Au lendemain de l’annonce de la mort de l’ayatollah Ali Khamenei et alors que les échanges de frappes s’étendent au Golfe, une partie des analystes met en garde contre un scénario que la Maison Blanche semble sous-estimer : une guerre longue, faite de cycles de représailles, de réorganisation interne et d’usure stratégique.
C’est la thèse défendue par l’ancien colonel et expert en défense Roger Housen, cité par la presse belge, qui redoute que Donald Trump ne se soit engagé dans une opération pensée comme « décisive »… mais qui pourrait se transformer en conflit prolongé. Selon lui, la décapitation de l’appareil dirigeant, même spectaculaire, n’implique pas l’effondrement automatique du système iranien.
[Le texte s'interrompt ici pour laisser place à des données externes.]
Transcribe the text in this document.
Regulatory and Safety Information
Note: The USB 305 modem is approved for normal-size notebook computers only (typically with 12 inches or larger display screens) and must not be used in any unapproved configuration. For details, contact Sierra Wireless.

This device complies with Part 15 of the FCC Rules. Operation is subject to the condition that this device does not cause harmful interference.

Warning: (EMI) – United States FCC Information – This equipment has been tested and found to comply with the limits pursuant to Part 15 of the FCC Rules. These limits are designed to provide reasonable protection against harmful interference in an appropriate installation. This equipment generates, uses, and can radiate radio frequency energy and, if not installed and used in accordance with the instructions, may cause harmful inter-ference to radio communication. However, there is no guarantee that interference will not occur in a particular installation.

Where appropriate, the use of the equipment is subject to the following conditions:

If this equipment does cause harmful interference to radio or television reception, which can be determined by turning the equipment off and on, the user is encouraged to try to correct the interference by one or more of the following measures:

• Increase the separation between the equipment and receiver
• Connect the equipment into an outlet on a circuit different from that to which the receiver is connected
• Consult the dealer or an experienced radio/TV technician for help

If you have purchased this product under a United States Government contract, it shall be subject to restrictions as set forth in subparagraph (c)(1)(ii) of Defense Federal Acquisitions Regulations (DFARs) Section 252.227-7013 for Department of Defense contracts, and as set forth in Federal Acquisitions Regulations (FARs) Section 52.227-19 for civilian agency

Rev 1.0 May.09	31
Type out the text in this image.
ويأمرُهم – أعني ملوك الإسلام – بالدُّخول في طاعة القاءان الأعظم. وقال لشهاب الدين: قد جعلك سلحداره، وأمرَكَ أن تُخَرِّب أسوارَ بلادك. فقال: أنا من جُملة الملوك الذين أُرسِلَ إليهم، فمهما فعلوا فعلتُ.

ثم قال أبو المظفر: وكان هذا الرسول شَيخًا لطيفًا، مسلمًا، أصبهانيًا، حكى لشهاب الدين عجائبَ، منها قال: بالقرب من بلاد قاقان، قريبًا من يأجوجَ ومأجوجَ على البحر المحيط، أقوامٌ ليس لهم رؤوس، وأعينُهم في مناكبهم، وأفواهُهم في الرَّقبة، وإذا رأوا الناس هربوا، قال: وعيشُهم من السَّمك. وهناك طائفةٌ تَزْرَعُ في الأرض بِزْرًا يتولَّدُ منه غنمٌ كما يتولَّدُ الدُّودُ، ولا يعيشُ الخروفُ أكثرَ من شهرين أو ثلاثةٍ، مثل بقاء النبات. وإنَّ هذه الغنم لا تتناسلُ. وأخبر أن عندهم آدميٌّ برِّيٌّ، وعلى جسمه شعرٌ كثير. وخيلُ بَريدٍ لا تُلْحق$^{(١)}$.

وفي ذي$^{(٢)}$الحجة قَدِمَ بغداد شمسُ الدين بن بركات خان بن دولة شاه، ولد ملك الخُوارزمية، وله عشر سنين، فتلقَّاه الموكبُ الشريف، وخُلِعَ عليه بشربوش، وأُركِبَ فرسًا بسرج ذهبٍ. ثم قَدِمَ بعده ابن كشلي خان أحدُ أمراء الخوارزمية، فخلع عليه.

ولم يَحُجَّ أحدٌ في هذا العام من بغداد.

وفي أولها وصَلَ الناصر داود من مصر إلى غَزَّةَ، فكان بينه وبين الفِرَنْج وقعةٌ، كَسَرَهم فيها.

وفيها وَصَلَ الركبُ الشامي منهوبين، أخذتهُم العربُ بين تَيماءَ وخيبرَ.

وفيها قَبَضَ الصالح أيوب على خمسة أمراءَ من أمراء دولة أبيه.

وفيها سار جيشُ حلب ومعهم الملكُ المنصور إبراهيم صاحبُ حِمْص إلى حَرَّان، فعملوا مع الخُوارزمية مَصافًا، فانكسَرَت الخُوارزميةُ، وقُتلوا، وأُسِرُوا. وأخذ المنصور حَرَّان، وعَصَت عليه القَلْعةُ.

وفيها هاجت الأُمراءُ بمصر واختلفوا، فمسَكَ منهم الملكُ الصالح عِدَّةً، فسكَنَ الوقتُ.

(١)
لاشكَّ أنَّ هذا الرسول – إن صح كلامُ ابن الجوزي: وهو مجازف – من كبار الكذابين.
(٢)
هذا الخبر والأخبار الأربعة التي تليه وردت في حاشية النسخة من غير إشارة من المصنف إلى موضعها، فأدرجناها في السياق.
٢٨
Le régime, explique-t-il, dispose d’une profondeur institutionnelle : « pour chaque responsable tombé, il y a un remplaçant », et un « plan B » serait prêt à maintenir la continuité de commandement.
Housen compare cette logique à d’autres guerres où les calculs initiaux se sont révélés illusoires : la Russie persuadée de faire tomber Kiev en quelques jours en 2022, ou Israël convaincu d’en finir rapidement à Gaza en 2023. Pour lui, l’erreur serait de croire qu’une campagne aérienne suffit à renverser un régime. Or, rappelle-t-il, l’histoire récente montre que « l’air » sans « le sol » aboutit souvent à l’enlisement — et Washington n’a pas, pour l’instant, de dispositif terrestre massif à proximité immédiate.
La grande inconnue reste la réaction de la société iranienne. L’expert tempère l’espoir occidental d’un soulèvement spontané : l’opposition serait fragmentée, et une partie importante de la population dépendrait économiquement et administrativement de l’État. Dans ce contexte, une chute brutale du pouvoir central pourrait ouvrir la voie à un chaos durable, nécessitant ensuite… une présence au sol pour « stabiliser », avec le risque d’une spirale incontrôlable.
Sur le terrain régional, les signaux d’alerte se multiplient déjà. Reuters rapporte un incident de « tir ami » au Koweït, où des défenses aériennes auraient abattu par erreur des appareils américains au milieu d’attaques de missiles et de drones, illustrant le brouillard de guerre qui s’installe. Dans le même temps, l’énergie devient un levier central : des frappes et perturbations ont touché des installations et provoqué des arrêts, dont celui de Ras Tanura en Arabie saoudite, avec des effets immédiats sur les marchés.
En bref, la mise en garde de Housen est claire : l’épisode actuel pourrait n’être que l’ouverture d’un « test d’endurance » où l’Iran chercherait moins la victoire instantanée que la capacité à durer, déplacer le conflit et faire monter le coût politique, économique et sécuritaire.